Tropical Storm Fiona is making its journey over the Atlantic and will bring impacts to the Northern Caribbean Islands on its current forecast track.

The former Tropical Depression Seven strengthened Wednesday night, becoming the sixth named storm of the season. 

Most cruise ships that leave from Florida often sail to the Caribbean, so news of Fiona may leave some cruisers worried about their upcoming vacations. 

As of Thursday afternoon, the National Hurricane Center said Fiona is located east of the Leeward Islands with maximum sustained winds of 50 mph. 

The storm is forecast to produce total rainfall accumulations of 4 to 6 inches in the Northern Leeward Islands, the British and U.S. Virgin Islands andPuerto Rico, with isolated maximum totals of 10inches across eastern Puerto Rico.
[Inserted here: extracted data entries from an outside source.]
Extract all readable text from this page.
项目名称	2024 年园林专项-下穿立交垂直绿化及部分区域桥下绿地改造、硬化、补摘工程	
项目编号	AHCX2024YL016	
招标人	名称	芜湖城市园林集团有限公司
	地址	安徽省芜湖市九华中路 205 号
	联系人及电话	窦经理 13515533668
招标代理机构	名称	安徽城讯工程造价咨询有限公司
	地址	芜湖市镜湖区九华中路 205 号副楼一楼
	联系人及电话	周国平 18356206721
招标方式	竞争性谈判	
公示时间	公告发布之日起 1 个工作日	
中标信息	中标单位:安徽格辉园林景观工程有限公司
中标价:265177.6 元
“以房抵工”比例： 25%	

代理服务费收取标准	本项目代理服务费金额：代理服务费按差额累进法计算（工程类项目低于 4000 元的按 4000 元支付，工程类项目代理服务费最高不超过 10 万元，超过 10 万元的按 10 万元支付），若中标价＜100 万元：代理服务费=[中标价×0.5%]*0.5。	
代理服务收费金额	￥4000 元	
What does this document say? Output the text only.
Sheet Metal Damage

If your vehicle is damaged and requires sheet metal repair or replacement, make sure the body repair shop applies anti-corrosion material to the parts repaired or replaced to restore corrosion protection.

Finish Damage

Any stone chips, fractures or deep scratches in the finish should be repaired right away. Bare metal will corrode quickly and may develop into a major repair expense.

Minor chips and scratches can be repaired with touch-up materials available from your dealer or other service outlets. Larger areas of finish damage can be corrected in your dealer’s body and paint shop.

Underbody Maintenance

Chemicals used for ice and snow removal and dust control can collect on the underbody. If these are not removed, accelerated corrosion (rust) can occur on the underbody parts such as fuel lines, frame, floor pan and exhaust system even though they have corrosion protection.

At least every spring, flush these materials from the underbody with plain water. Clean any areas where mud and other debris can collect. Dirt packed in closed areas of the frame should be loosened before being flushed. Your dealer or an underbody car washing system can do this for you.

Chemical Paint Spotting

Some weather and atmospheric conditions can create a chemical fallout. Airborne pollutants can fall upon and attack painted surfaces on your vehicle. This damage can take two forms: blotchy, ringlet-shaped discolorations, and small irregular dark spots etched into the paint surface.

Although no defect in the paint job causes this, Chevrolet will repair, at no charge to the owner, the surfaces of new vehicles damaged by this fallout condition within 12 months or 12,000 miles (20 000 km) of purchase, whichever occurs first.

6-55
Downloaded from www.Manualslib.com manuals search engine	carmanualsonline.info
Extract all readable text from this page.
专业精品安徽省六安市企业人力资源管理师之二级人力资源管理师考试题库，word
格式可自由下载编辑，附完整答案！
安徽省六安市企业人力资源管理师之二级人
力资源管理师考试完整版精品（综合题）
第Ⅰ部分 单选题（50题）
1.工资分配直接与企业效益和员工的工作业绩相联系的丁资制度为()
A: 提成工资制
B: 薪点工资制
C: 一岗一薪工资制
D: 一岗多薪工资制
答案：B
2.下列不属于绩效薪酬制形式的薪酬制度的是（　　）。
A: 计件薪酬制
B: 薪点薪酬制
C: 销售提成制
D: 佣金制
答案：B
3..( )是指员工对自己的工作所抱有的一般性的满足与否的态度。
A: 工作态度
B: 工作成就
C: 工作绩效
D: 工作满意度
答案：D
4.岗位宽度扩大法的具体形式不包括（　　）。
Eastern Hispaniola can expect 4 to 8 inches of rainfall, with isolated maximum totals of12 inches.

Forecasters said the rains may produce flash and urban flooding, along with isolated mudslides in areas of higher terrain. 

Track the storm live in the YouTube video player below:

While booking cruises during hurricane season mean there is a chance a storm could impact it, Gene Sloan, the cruise team lead for the travel website and blog The Points Guy, told FOX Weather it's still relatively rare. 

"What they sometimes do is they'll just reroute the ship entirely," Sloan said. "You get on a ship on Saturday that's supposed to do a seven-day trip to the eastern Caribbean, but there's a big hurricane or tropical storm in that area, they can make a call that day or the day before or the day after to reroute that ship to the western Caribbean," Sloan said.

And if there’s going to be bad weather that’s going to be in the way of where the ship is supposed to go, they can move the ship, go early into a port or leave a port late. They can even flop a port.

Bottom line: You would end up with a bunch of different ports but still get a nice, sunny cruise.

"They are really looking at it 24 hours a day and making calls just like the airlines do up until hours before they are supposed to be somewhere," Sloan said.

According to Cruise Critic's website, if a ship skips a port, you're likely entitled to the destination's port fees, which is typically a minimum amount ($7 to $20).

Depending on the size of the hurricane, cruise ships can steer around the most intense part of the storm. 

According to the National Weather Service, hurricane-force winds can have about a 25-mile radius in a small hurricane, compared to about a 150-mile radius in a large hurricane.